We believe this work of shaping change is the cornerstone of our collective work in the coming months and years, and that we are creating the blueprints as we go. Together, in a year, or a decade, or perhaps a generation, a picture will emerge of what we begin to shape today.

In coming blogs we will address some of the common questions we hear from you - questions about how the pandemic has impacted volunteering, family ministry, stewardship, the meaning of membership, and other aspects of daily congregational life. We will offer our reflections, and share questions you might use for deeper conversations with your team.

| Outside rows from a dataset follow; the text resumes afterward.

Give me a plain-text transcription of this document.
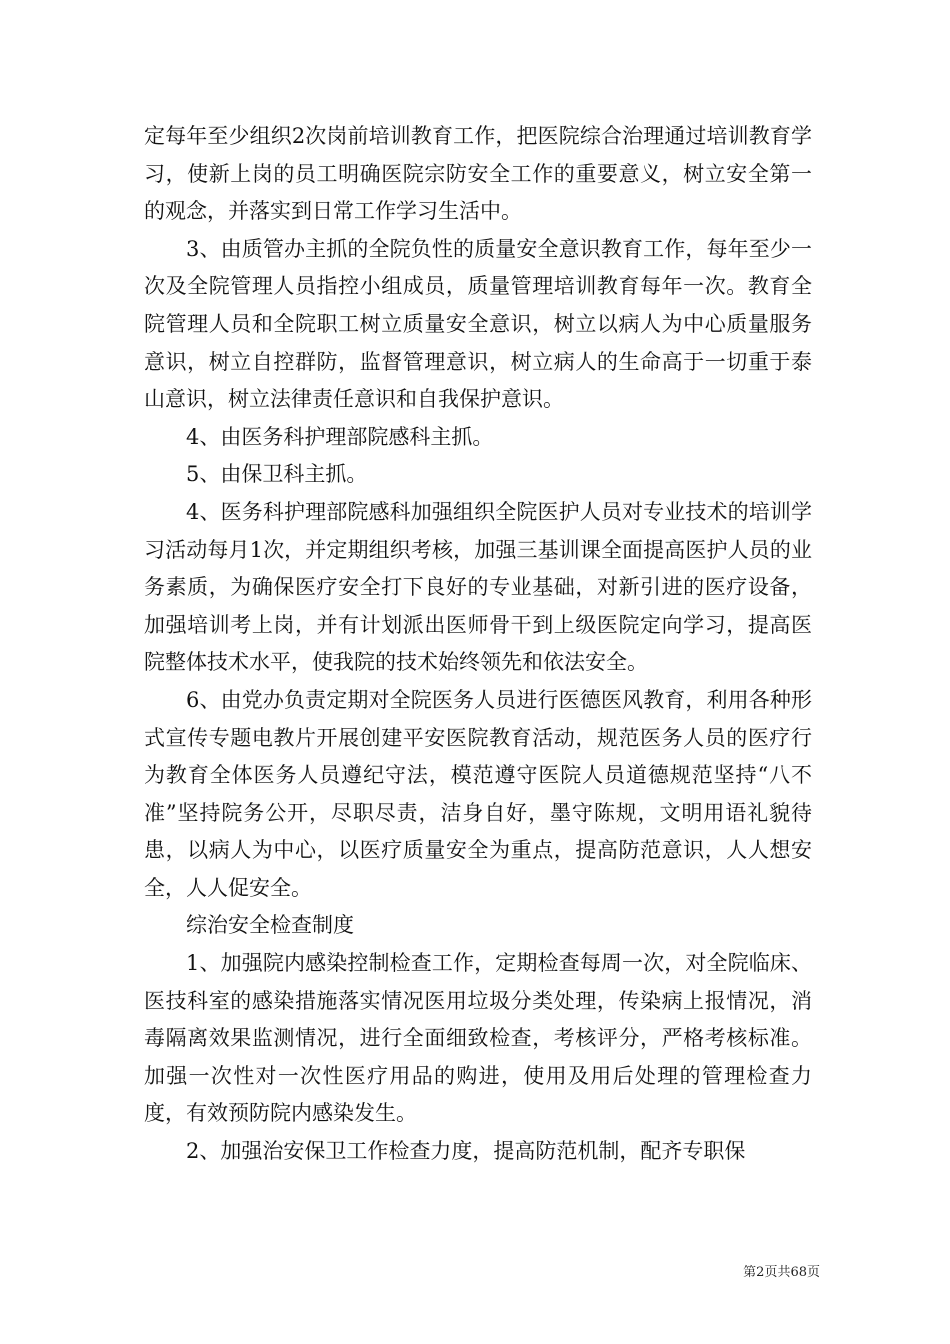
定每年至少组织2次岗前培训教育工作，把医院综合治理通过培训教育学习，使新上岗的员工明确医院宗防安全工作的重要意义，树立安全第一的观念，并落实到日常工作学习生活中。

3、由质管办主抓的全院负性的质量安全意识教育工作，每年至少一次及全院管理人员指控小组成员，质量管理培训教育每年一次。教育全院管理人员和全院职工树立质量安全意识，树立以病人为中心质量服务意识，树立自控群防，监督管理意识，树立病人的生命高于一切重于泰山意识，树立法律责任意识和自我保护意识。

4、由医务科护理部院感科主抓。

5、由保卫科主抓。

4、医务科护理部院感科加强组织全院医护人员对专业技术的培训学习活动每月1次，并定期组织考核，加强三基训课全面提高医护人员的业务素质，为确保医疗安全打下良好的专业基础，对新引进的医疗设备，加强培训考上岗，并有计划派出医师骨干到上级医院定向学习，提高医院整体技术水平，使我院的技术始终领先和依法安全。

6、由党办负责定期对全院医务人员进行医德医风教育，利用各种形式宣传专题电教片开展创建平安医院教育活动，规范医务人员的医疗行为教育全体医务人员遵纪守法，模范遵守医院人员道德规范坚持“八不准”坚持院务公开，尽职尽责，洁身自好，墨守陈规，文明用语礼貌待患，以病人为中心，以医疗质量安全为重点，提高防范意识，人人想安全，人人促安全。

综治安全检查制度

1、加强院内感染控制检查工作，定期检查每周一次，对全院临床、医技科室的感染措施落实情况医用垃圾分类处理，传染病上报情况，消毒隔离效果监测情况，进行全面细致检查，考核评分，严格考核标准。加强一次性对一次性医疗用品的购进，使用及用后处理的管理检查力度，有效预防院内感染发生。

2、加强治安保卫工作检查力度，提高防范机制，配齐专职保

第2页共68页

We’d love to hear where these questions lead your thinking, or what new questions they raise for you. Please email us at newengland@uua.org to let us know. We are ever grateful to be here with you, learning alongside you, building a new way, shaping our shared future.

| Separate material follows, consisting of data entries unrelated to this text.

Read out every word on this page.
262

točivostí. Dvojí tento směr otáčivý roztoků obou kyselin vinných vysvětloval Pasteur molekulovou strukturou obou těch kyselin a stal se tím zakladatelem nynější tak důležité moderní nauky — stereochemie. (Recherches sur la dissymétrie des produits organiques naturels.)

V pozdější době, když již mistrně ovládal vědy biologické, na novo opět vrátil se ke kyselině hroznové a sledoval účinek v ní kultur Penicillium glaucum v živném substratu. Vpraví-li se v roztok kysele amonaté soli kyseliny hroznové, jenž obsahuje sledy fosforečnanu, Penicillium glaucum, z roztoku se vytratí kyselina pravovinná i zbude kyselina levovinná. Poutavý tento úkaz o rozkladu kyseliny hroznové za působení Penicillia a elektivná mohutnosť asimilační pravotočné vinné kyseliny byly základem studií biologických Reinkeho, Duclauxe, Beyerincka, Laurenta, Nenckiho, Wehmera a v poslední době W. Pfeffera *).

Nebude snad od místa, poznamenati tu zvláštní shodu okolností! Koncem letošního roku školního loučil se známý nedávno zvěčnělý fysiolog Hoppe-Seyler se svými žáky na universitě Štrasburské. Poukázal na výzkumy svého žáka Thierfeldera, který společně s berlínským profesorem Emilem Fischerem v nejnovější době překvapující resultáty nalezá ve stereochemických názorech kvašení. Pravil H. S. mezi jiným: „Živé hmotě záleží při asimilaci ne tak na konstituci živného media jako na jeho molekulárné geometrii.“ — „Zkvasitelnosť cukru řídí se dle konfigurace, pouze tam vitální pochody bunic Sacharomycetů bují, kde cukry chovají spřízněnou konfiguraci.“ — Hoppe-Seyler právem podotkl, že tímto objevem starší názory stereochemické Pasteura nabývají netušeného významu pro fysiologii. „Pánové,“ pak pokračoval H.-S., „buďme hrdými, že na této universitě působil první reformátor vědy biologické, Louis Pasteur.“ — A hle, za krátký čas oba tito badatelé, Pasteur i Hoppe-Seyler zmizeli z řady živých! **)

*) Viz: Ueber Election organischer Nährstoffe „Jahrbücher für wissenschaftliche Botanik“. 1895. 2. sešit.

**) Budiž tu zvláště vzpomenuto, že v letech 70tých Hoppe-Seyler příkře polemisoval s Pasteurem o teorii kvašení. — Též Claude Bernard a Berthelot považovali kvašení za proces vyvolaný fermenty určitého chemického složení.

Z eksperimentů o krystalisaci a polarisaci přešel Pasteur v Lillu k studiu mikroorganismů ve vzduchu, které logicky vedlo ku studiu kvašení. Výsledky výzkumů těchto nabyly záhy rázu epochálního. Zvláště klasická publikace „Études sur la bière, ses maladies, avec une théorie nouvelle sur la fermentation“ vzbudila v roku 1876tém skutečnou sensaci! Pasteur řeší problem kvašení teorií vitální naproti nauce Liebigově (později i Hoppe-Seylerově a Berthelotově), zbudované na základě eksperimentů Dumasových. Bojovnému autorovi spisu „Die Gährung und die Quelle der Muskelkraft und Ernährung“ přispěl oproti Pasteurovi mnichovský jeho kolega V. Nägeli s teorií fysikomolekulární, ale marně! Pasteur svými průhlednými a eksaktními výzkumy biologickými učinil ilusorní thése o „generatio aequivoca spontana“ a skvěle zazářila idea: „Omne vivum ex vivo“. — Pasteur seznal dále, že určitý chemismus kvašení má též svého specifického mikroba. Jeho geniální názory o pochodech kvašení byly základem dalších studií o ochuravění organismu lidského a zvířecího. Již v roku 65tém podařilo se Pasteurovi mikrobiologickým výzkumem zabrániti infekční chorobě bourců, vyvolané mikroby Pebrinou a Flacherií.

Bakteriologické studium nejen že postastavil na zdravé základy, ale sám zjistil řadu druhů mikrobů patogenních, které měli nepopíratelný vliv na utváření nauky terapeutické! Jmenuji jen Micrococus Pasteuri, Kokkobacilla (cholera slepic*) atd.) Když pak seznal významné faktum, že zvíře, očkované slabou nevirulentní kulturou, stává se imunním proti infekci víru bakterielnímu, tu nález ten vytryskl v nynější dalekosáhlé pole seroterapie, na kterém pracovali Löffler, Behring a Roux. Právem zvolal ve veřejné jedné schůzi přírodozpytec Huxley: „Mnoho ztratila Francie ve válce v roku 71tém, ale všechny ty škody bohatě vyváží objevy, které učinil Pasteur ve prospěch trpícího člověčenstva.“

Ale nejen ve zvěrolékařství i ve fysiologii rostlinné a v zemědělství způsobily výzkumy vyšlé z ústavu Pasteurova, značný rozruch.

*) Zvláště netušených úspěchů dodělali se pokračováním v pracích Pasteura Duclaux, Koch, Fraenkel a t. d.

Resources and Questions for Deeper Diving

New Day’s Lyric (YouTube, 2 minutes) by Amanda Gorman

Building A New Way (YouTube, 3 minutes), sung by Dr. Glen Thomas Rideout, Director of Worship Arts at First Universalist Church of Minneapolis

  1. Amanda Gorman writes, “That though we weren’t / Ready for this, / We have been readied by it.” Draw a line down the middle of a piece of paper. On one side, reflect on the challenges of the last two years that your congregation wasn’t ready for. Approach this without judgment - remember, hindsight is 20/20! On the other side, reflect on how your congregation has been readied by the trials of these years. What strengths emerged? What lessons have been learned? Talk together about how you might take those learnings and responses more intentionally to shape some of your congregation’s practices and policies to become ready for what might come next.
  2. “Let us not return to what was normal / But reach toward what is next.” Consider what you once took for granted about belonging to your congregation. How has your thinking changed about what is essential about congregational life? How are you understanding what belonging means now? How do you hope it will be understood in the future?
  3. Our hymn Building A New Way affirms that we can feed our every need; we are fighting to be free; and peace and freedom is our cry. Talk together about your own congregation’s mission and purpose. Are we centering that mission, that purpose, as we think about shaping what comes next for our people, our congregation, our legacy of faith? How can we continue to remind ourselves and each other of the power and promise of a people bound together in the shared purpose of building and being a beloved and liberatory community?